İsrailoğulları, İsa (a.s.)'ı ve ona tabi olanları durdurmak için
pek çok yol denediler; sonunda Hz. İsa'yı öldürmeğe karar verdiler. Ancak Allah,
onların planlarını etkisiz hale getirdi. Yahudiler, İsa (a.s.)'a benzeyen birini
yakalayıp astılar ve "Meryem oğlu İsa Mesih'i öldürdük" dediler (en-Nisa,
4/157). Öte yandan Kur'an-ı Kerîm, asıl durumu şu şekilde açıklar: "Halbuki
onlar İsa'yı öldürmediler ve asmadılar. Fakat kendilerine bir benzetme yapıldı.
Ayrılığa düştükleri şeyde, doğrusu şüphededirler. Onların bu öldürme olayına
ait bir bilgileri yoktur. Ancak kuru bir zan peşindedirler. Kesin olarak onu
öldürmediler, bilakis Allah, onu kendi katına yükseltti. Allah güçlüdür,
hakimdir" (en-Nisa, 4/157-158).
İsa (a.s) ayette de belirtildiği gibi, öldürülmeden göğe
yükseltilmiştir. Mezarı dünyada değildir. Ayrıca Mi'rac'da, peygamberimiz kendisini
görmüştür. Hz. isa, göğe yükselmeden önce, havarîlerine ve tüm insanlığa şu
müjdeyi vermişti: "Ey İsrailoğulları! Doğrusu ben, benden önce gelmiş olan,
Tevrat'ı doğrulayan ve benden sonra gelecek ve adı Ahmed olacak bir peygamberi
müjdeleyen Allah'ın size gönderilmiş bir peygamberiyim" (es-Saf, 61/6).

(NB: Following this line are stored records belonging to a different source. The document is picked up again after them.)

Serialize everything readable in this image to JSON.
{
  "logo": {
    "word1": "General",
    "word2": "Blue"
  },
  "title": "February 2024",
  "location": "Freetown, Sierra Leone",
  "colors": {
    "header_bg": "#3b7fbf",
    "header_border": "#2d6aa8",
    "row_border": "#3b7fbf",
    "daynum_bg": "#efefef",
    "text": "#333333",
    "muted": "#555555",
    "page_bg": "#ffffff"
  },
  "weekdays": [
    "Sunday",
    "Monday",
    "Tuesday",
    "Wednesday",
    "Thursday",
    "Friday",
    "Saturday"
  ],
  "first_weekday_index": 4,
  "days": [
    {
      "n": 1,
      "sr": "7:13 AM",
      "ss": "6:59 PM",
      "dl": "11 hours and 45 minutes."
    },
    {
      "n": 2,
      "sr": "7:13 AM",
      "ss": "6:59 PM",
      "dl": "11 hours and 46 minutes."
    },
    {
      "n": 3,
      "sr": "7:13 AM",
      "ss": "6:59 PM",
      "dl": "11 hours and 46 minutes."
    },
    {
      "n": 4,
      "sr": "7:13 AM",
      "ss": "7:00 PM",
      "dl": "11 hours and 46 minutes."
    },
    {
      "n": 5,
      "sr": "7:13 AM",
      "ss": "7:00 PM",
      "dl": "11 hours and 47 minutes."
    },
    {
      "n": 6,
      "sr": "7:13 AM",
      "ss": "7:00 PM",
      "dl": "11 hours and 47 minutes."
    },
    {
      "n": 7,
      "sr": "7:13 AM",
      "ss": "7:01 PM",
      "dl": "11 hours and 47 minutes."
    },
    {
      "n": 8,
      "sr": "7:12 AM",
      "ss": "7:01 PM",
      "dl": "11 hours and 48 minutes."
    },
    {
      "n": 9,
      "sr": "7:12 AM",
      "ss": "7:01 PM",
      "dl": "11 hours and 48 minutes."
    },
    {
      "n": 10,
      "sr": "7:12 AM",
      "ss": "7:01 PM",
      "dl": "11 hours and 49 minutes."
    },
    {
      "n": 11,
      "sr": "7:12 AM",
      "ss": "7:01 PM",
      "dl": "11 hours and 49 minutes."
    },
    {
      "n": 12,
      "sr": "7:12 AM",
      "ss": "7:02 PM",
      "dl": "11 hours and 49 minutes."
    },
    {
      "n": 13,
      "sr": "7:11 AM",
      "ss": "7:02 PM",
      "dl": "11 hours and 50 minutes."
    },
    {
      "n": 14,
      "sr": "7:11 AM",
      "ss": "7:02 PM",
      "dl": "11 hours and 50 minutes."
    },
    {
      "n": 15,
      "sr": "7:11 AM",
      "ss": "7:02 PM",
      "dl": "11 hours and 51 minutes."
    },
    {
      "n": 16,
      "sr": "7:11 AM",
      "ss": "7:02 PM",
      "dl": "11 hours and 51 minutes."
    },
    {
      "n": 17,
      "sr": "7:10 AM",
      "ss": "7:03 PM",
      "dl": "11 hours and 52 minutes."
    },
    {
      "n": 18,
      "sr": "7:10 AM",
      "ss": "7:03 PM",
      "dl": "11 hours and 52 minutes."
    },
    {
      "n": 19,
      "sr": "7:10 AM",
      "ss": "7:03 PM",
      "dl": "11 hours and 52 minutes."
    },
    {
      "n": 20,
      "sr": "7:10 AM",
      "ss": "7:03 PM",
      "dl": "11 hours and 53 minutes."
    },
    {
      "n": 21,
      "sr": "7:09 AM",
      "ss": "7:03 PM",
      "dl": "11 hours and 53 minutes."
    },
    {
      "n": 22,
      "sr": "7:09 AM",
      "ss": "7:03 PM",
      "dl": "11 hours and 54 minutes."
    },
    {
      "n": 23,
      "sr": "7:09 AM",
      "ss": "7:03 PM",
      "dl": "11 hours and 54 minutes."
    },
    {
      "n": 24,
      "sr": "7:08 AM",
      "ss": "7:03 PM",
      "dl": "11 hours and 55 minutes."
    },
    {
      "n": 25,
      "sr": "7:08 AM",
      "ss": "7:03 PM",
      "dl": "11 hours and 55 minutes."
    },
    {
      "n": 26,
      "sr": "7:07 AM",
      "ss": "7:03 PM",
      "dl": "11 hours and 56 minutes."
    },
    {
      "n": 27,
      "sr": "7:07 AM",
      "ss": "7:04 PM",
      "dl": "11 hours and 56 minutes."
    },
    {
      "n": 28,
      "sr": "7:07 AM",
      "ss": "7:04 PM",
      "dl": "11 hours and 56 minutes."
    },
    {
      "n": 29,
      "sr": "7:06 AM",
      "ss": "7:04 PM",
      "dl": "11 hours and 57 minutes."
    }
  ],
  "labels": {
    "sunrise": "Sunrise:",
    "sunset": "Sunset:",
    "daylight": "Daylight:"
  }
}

Hz. İsa (a.s) göğe çekildiği sıralarda kendisine inananların
sayısı çok azdı. Daha sonra bir ara Hz. İsa'nın getirdiği inancı kabul edenler
çoğaldı ise de, sonunda Hristiyanlar da İsrailoğulları gibi yoldan çıktı ve pek
çok yanlışlıklara saptılar. Bugün, Hıristiyanların sahip oldukları teslis
inancı, İsa (a.s)'nın göğe yükseltilmesinden hemen sonra ortaya çıkmıştır.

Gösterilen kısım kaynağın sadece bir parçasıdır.